Après un autre radoub au Canada, le Regina a rejoint le groupe d’escorte C-1 de la Force d’escorte de haute mer en février 1944. Au début mars, il a quitté Argentia (Terre-Neuve) à destination du Royaume-Uni, mais son hélice a été endommagée pendant un ravitaillement en mer et il a été remorqué jusqu’à Horta, dans les Açores, par le navire de sauvetage Dundee, sous l’escorte de la corvette NCSM Valleyfield. À son arrivée à Londonderry, en Irlande du Nord, vers la fin mars, le Regina a été placé au service du Commandement des Approches de l’Ouest en prévision du Débarquement en Normandie.

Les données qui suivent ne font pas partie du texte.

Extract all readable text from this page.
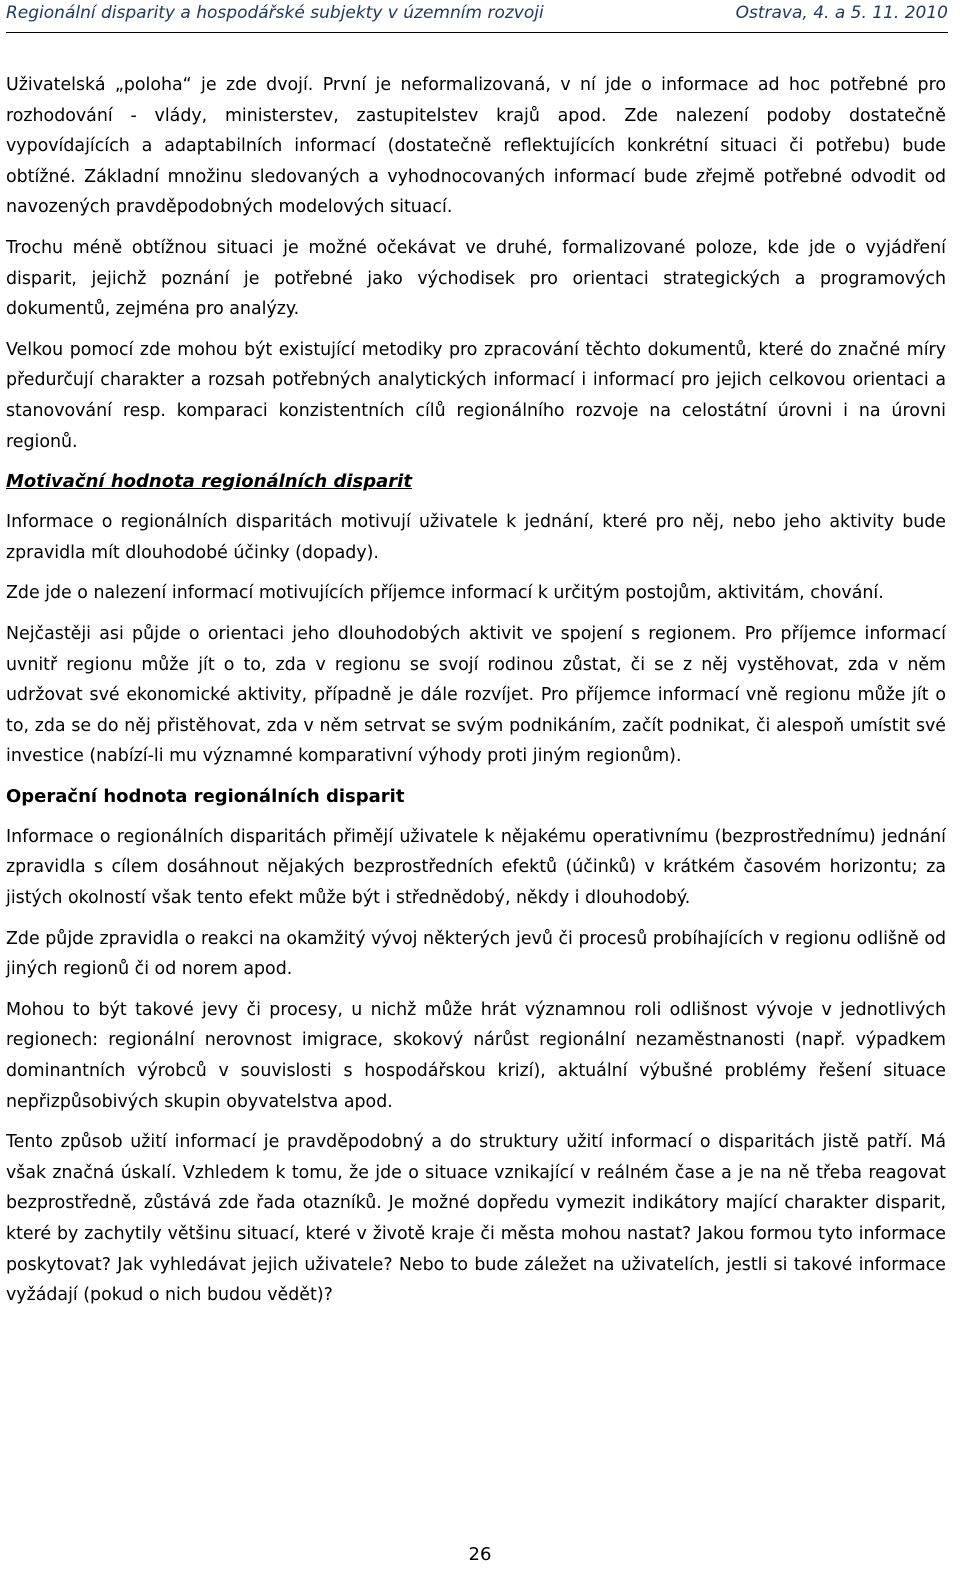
Regionální disparity a hospodářské subjekty v územním rozvoji	Ostrava, 4. a 5. 11. 2010

Uživatelská „poloha“ je zde dvojí. První je neformalizovaná, v ní jde o informace ad hoc potřebné pro rozhodování - vlády, ministerstev, zastupitelstev krajů apod. Zde nalezení podoby dostatečně vypovídajících a adaptabilních informací (dostatečně reflektujících konkrétní situaci či potřebu) bude obtížné. Základní množinu sledovaných a vyhodnocovaných informací bude zřejmě potřebné odvodit od navozených pravděpodobných modelových situací.

Trochu méně obtížnou situaci je možné očekávat ve druhé, formalizované poloze, kde jde o vyjádření disparit, jejichž poznání je potřebné jako východisek pro orientaci strategických a programových dokumentů, zejména pro analýzy.

Velkou pomocí zde mohou být existující metodiky pro zpracování těchto dokumentů, které do značné míry předurčují charakter a rozsah potřebných analytických informací i informací pro jejich celkovou orientaci a stanovování resp. komparaci konzistentních cílů regionálního rozvoje na celostátní úrovni i na úrovni regionů.

Motivační hodnota regionálních disparit

Informace o regionálních disparitách motivují uživatele k jednání, které pro něj, nebo jeho aktivity bude zpravidla mít dlouhodobé účinky (dopady).

Zde jde o nalezení informací motivujících příjemce informací k určitým postojům, aktivitám, chování.

Nejčastěji asi půjde o orientaci jeho dlouhodobých aktivit ve spojení s regionem. Pro příjemce informací uvnitř regionu může jít o to, zda v regionu se svojí rodinou zůstat, či se z něj vystěhovat, zda v něm udržovat své ekonomické aktivity, případně je dále rozvíjet. Pro příjemce informací vně regionu může jít o to, zda se do něj přistěhovat, zda v něm setrvat se svým podnikáním, začít podnikat, či alespoň umístit své investice (nabízí-li mu významné komparativní výhody proti jiným regionům).

Operační hodnota regionálních disparit

Informace o regionálních disparitách přimějí uživatele k nějakému operativnímu (bezprostřednímu) jednání zpravidla s cílem dosáhnout nějakých bezprostředních efektů (účinků) v krátkém časovém horizontu; za jistých okolností však tento efekt může být i střednědobý, někdy i dlouhodobý.

Zde půjde zpravidla o reakci na okamžitý vývoj některých jevů či procesů probíhajících v regionu odlišně od jiných regionů či od norem apod.

Mohou to být takové jevy či procesy, u nichž může hrát významnou roli odlišnost vývoje v jednotlivých regionech: regionální nerovnost imigrace, skokový nárůst regionální nezaměstnanosti (např. výpadkem dominantních výrobců v souvislosti s hospodářskou krizí), aktuální výbušné problémy řešení situace nepřizpůsobivých skupin obyvatelstva apod.

Tento způsob užití informací je pravděpodobný a do struktury užití informací o disparitách jistě patří. Má však značná úskalí. Vzhledem k tomu, že jde o situace vznikající v reálném čase a je na ně třeba reagovat bezprostředně, zůstává zde řada otazníků. Je možné dopředu vymezit indikátory mající charakter disparit, které by zachytily většinu situací, které v životě kraje či města mohou nastat? Jakou formou tyto informace poskytovat? Jak vyhledávat jejich uživatele? Nebo to bude záležet na uživatelích, jestli si takové informace vyžádají (pokud o nich budou vědět)?

26
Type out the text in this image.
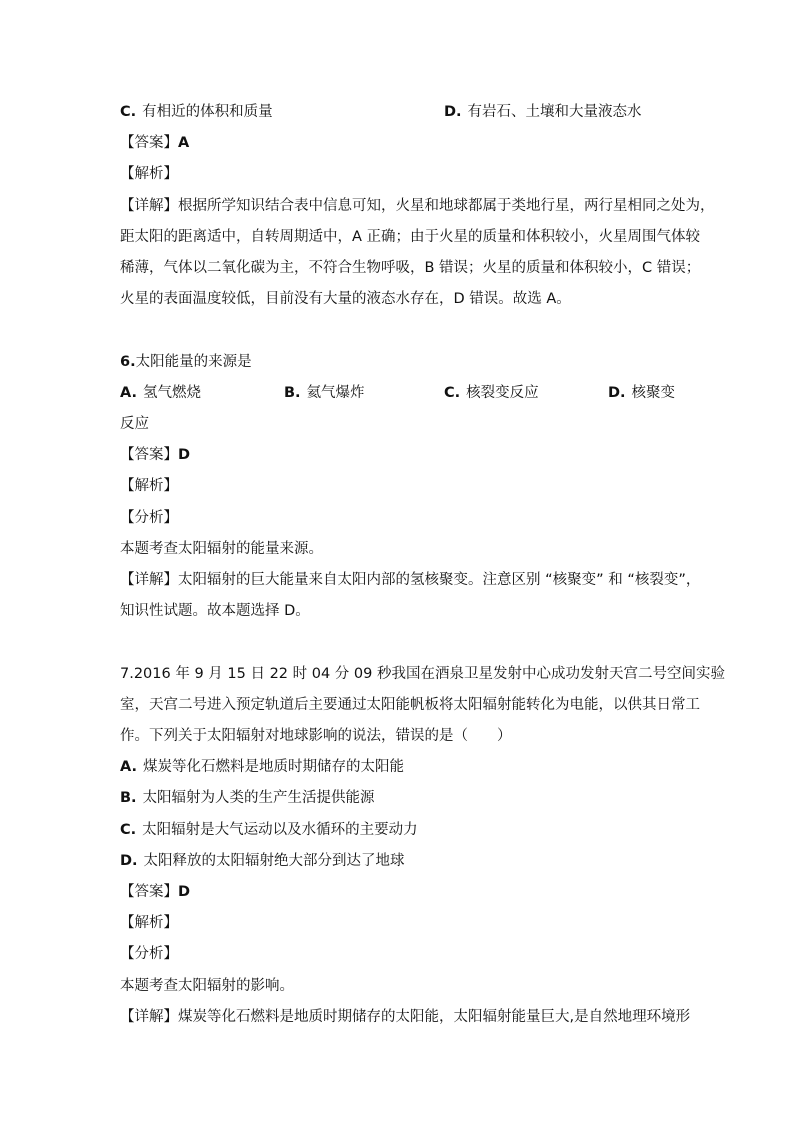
C. 有相近的体积和质量	D. 有岩石、土壤和大量液态水
【答案】A
【解析】
【详解】根据所学知识结合表中信息可知，火星和地球都属于类地行星，两行星相同之处为，
距太阳的距离适中，自转周期适中，A 正确；由于火星的质量和体积较小，火星周围气体较
稀薄，气体以二氧化碳为主，不符合生物呼吸，B 错误；火星的质量和体积较小，C 错误；
火星的表面温度较低，目前没有大量的液态水存在，D 错误。故选 A。
6.太阳能量的来源是
A. 氢气燃烧	B. 氦气爆炸	C. 核裂变反应	D. 核聚变
反应
【答案】D
【解析】
【分析】
本题考查太阳辐射的能量来源。
【详解】太阳辐射的巨大能量来自太阳内部的氢核聚变。注意区别 “核聚变” 和 “核裂变”，
知识性试题。故本题选择 D。
7.2016 年 9 月 15 日 22 时 04 分 09 秒我国在酒泉卫星发射中心成功发射天宫二号空间实验
室，天宫二号进入预定轨道后主要通过太阳能帆板将太阳辐射能转化为电能，以供其日常工
作。下列关于太阳辐射对地球影响的说法，错误的是（　　）
A. 煤炭等化石燃料是地质时期储存的太阳能
B. 太阳辐射为人类的生产生活提供能源
C. 太阳辐射是大气运动以及水循环的主要动力
D. 太阳释放的太阳辐射绝大部分到达了地球
【答案】D
【解析】
【分析】
本题考查太阳辐射的影响。
【详解】煤炭等化石燃料是地质时期储存的太阳能，太阳辐射能量巨大,是自然地理环境形
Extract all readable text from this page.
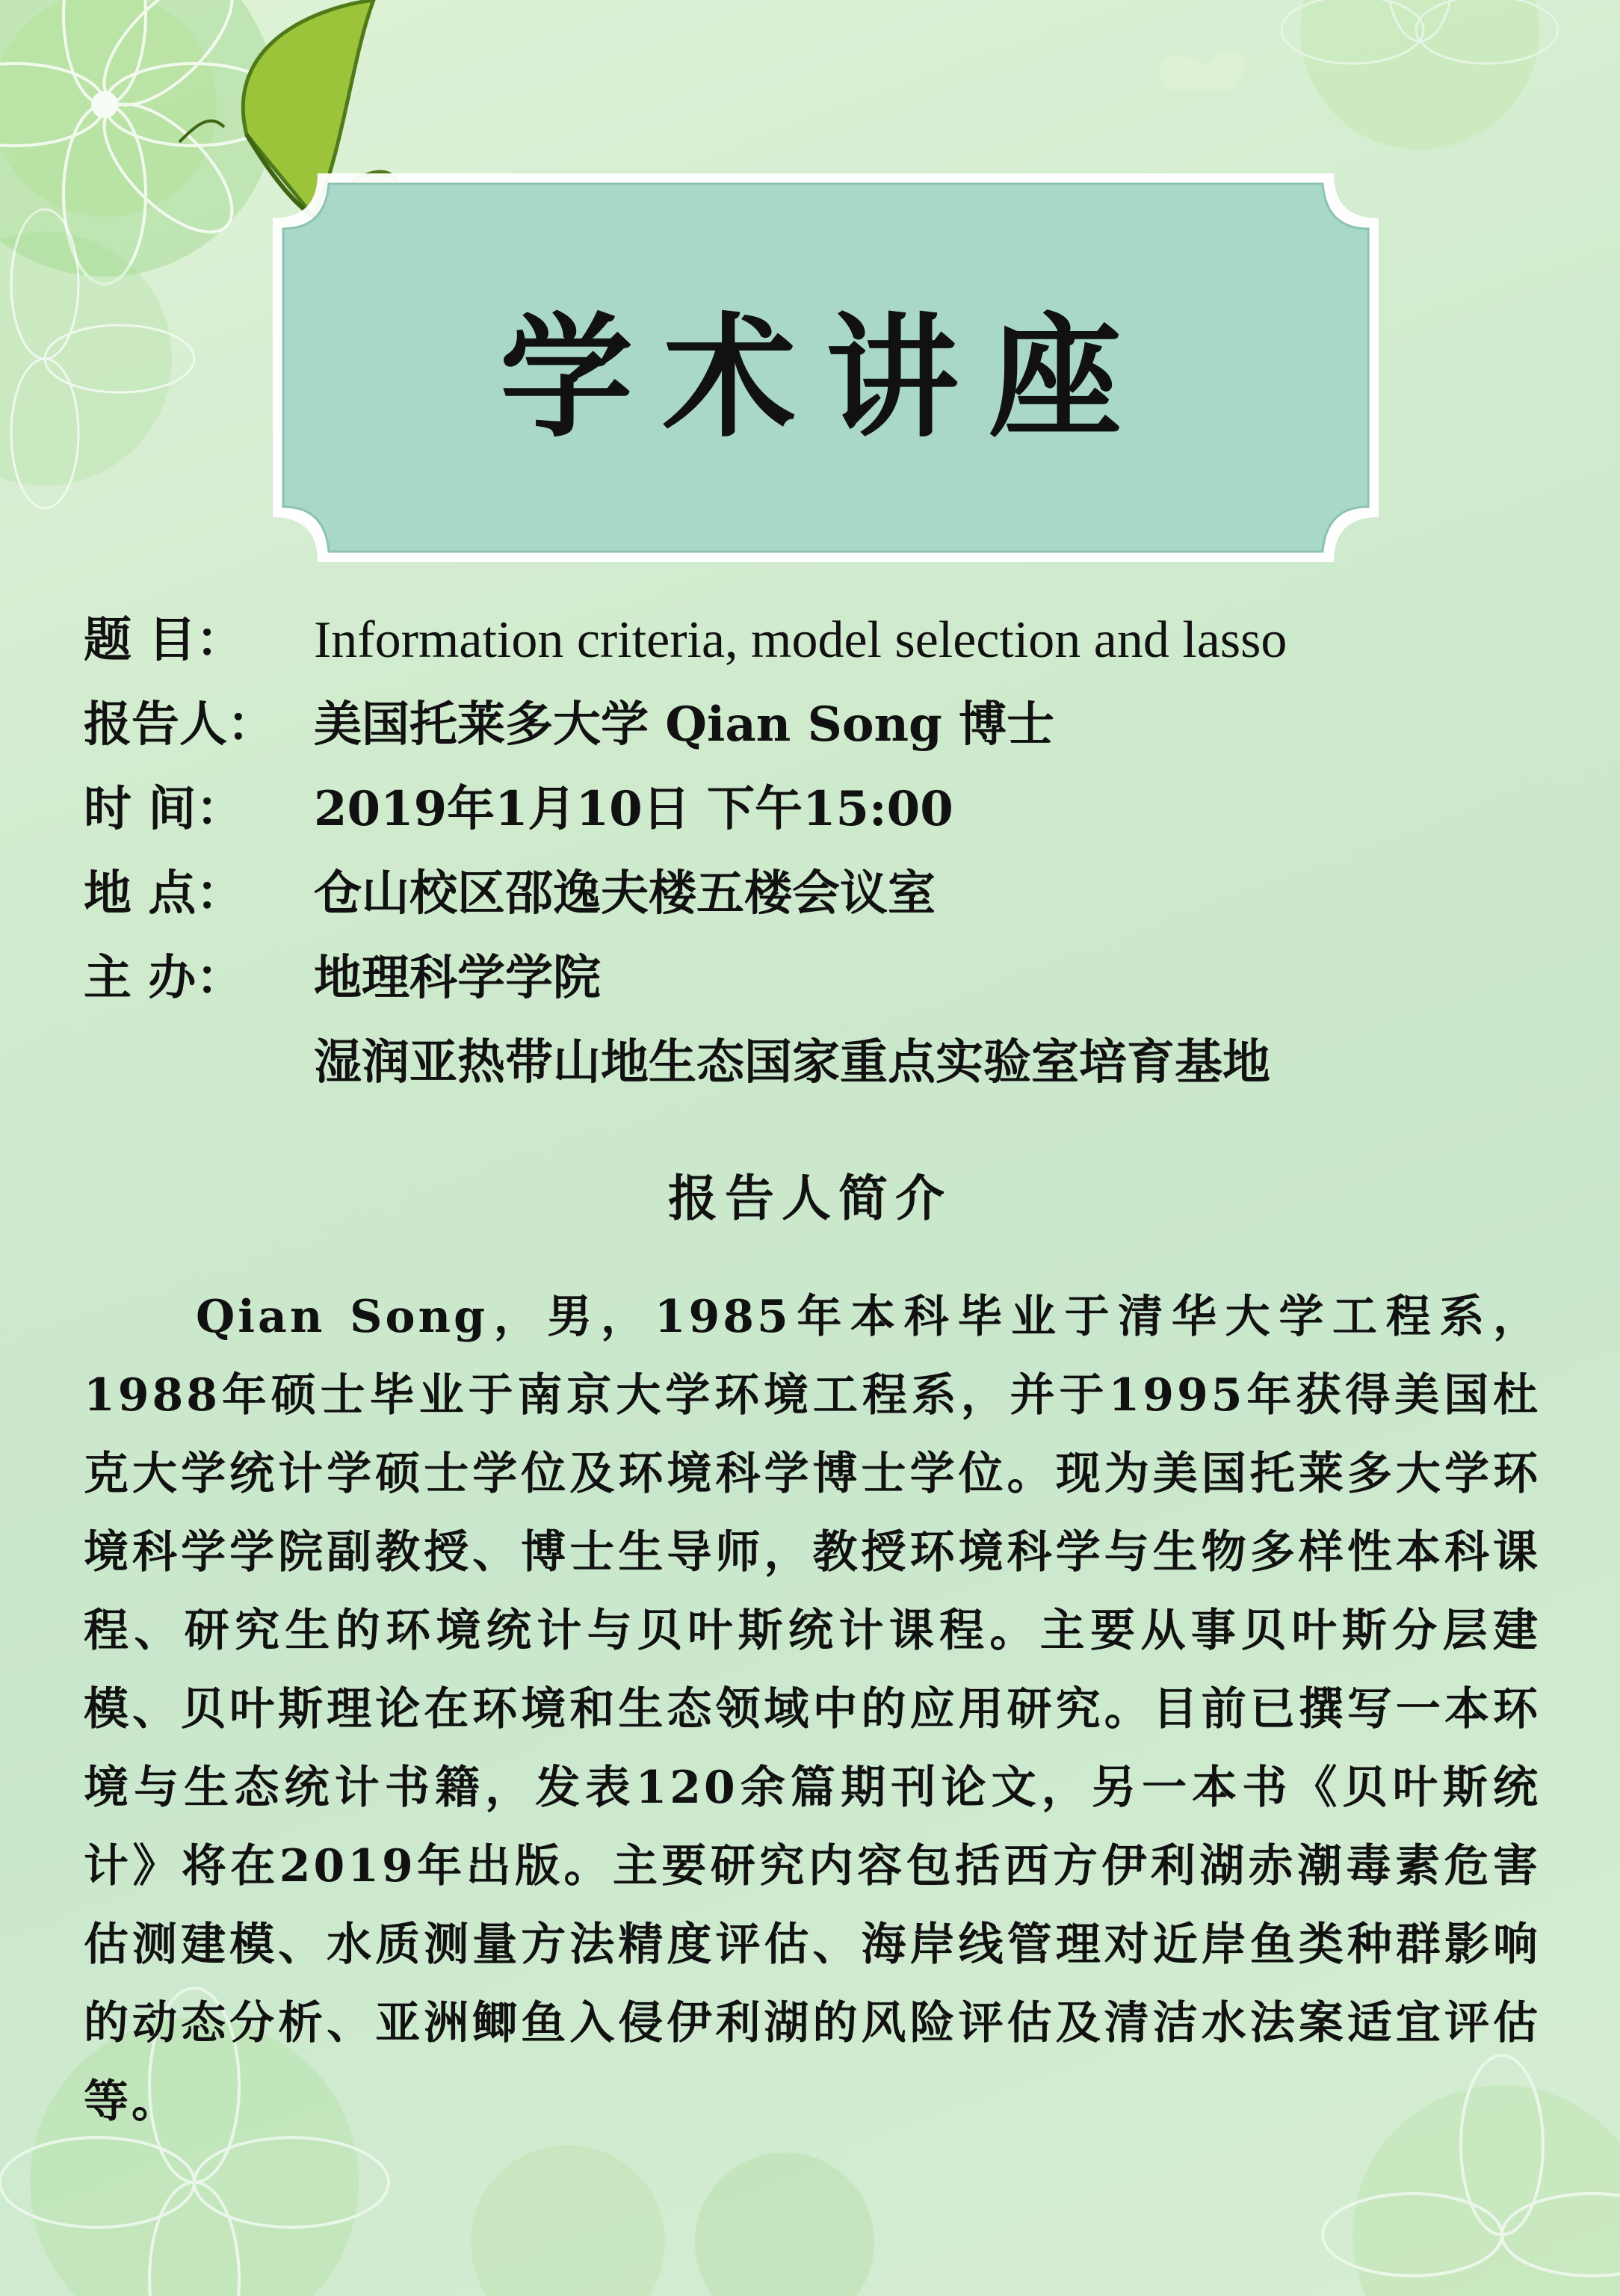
学术讲座
题 目： Information criteria, model selection and lasso
报告人： 美国托莱多大学 Qian Song 博士
时 间： 2019年1月10日 下午15:00
地 点： 仓山校区邵逸夫楼五楼会议室
主 办： 地理科学学院
湿润亚热带山地生态国家重点实验室培育基地
报告人简介
Qian Song，男，1985年本科毕业于清华大学工程系，1988年硕士毕业于南京大学环境工程系，并于1995年获得美国杜克大学统计学硕士学位及环境科学博士学位。现为美国托莱多大学环境科学学院副教授、博士生导师，教授环境科学与生物多样性本科课程、研究生的环境统计与贝叶斯统计课程。主要从事贝叶斯分层建模、贝叶斯理论在环境和生态领域中的应用研究。目前已撰写一本环境与生态统计书籍，发表120余篇期刊论文，另一本书《贝叶斯统计》将在2019年出版。主要研究内容包括西方伊利湖赤潮毒素危害估测建模、水质测量方法精度评估、海岸线管理对近岸鱼类种群影响的动态分析、亚洲鲫鱼入侵伊利湖的风险评估及清洁水法案适宜评估等。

Le Regina escortait des convois de l’autre côté de la Manche et le long des côtes britanniques jusqu’à ce qu’il soit coulé par une torpille au large du cap Trevose, en Cornouailles, au Royaume-Uni, par un sous-marin allemand. Trente membres de son équipage ont disparu avec le navire.

Tard dans la nuit du 8 août 1944, le Regina, seule escorte du convoi EBC-66, avait ralenti pour aller chercher les survivants de l’Ezra Weston, croyant que le navire marchand américain de catégorie Liberty avait été miné. Cependant, la cause des malheurs de l’Ezra Weston n’était pas une mine, mais plutôt une torpille tirée par le sous-marin allemand U-667. Le U-667 a ensuite tiré une autre torpille sur le Regina, qui a coulé en seulement 28 secondes.

Soixante-six membres de l’équipage du Regina ont été recueillis par le chalutier armé HMS Jacques Morgand, et par le navire de débarquement HMS LCT-644, mais deux membres de l’équipage ont succombé à leurs blessures avant de rejoindre la terre ferme.

Le Regina et l’Ezra Weston reposent tous deux à 60 mètres de profondeur dans les eaux où ils ont coulé il y a 76 ans.